Rycerz w lśniącej zbroi nigdy nie wrócił już do swojej księżniczki. Został w nowym mieście i żył długo i szczęśliwie. Ożenił się z wybawioną niewiastą, upewniając się uprzednio że ta nie ma pojęcia o żadnych sieciach ani truciznach. :)

THE END

Morał: drogie różowepaski, musicie zrozumieć że wy, udowadniając swoją miłość poprzez okazywanie troski i pomoc mężczyznom, tak naprawdę sprawiacie im przykrość. Facet najbardziej doceni zaufanie. "Dasz radę/ oczywiście że to zrobisz/ ufam że sobie poradzisz" podbudowuje, natomiast "zrób to tak a tak/ mogłeś to zrobić lepiej/ może zadzwoń po specjalistę/ zapytaj kogoś o pomoc" niszczy męskie ego i pewność siebie. Jak nie wiecie co powiedzieć, czasem lepiej przemilczeć, i dać facetowi robić swoje, uwierzcie mi że będzie wam wdzięczny, i wyjdzie wam to na lepsze, niż jakbyście miały powiedzieć za dużo. :)
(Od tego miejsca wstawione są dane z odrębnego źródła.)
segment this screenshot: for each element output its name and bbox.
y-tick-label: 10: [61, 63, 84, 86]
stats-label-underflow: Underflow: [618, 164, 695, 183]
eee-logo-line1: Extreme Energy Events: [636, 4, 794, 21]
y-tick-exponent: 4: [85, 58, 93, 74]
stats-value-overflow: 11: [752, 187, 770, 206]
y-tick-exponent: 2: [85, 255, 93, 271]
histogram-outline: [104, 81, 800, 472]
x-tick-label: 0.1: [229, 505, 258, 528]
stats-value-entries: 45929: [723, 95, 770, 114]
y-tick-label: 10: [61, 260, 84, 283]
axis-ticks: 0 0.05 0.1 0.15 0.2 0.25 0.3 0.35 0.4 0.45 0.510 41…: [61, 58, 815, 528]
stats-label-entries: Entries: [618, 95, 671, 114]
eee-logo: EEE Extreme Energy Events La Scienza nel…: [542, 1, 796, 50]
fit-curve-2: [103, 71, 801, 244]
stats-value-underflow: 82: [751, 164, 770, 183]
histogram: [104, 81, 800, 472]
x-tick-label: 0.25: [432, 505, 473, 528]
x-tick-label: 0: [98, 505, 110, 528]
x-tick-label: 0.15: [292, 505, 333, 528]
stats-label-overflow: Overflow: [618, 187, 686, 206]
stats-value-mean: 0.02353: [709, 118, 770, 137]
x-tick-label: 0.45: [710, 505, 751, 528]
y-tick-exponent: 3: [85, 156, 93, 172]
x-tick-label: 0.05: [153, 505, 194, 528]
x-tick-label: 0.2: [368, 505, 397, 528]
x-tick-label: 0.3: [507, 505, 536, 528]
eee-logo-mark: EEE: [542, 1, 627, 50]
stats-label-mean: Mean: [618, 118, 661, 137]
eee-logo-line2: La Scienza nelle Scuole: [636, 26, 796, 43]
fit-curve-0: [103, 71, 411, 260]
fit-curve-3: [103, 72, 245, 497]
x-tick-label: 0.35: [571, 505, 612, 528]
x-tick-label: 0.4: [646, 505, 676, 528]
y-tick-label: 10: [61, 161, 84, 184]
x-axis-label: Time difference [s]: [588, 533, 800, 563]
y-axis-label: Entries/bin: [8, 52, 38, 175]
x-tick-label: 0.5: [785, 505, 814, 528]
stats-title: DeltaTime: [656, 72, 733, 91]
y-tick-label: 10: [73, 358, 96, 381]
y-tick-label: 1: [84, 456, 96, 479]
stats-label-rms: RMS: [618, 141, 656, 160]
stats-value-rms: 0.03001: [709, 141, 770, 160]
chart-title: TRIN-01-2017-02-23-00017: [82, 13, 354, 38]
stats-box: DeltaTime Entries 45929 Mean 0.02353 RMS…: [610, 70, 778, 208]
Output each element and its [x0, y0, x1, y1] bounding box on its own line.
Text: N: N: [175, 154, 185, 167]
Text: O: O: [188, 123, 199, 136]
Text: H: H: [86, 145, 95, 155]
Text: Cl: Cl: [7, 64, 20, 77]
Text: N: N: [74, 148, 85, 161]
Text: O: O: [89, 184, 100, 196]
Jak znajdę coś ciekawego do napisania o podobnej tematyce to wrzucę pod tag #damskomeskie - zainteresowani?

  • 1
@Dawidinho8: znam inną:
Nieustraszony rycerz w lśniącej zbroi przemierza królestwo na swoim wiernym rumaku. Pewnego razu słyszy z oddali krzyk niewiasty. Krzyk bez wątpienia wskazujący na to, iż owa niewiasta znalazła się w tarapatach. Rycerz natychmiast ożywia się, zmusza konia do galopu i pędzi w stronę z której dochodzi wzywanie pomocy. Okazuje się, że straszliwy smok uwięził księżniczkę w zamku. Nieustraszony i szlachetny rycerz dobywa miecza, po czym kładzie smoka trupem.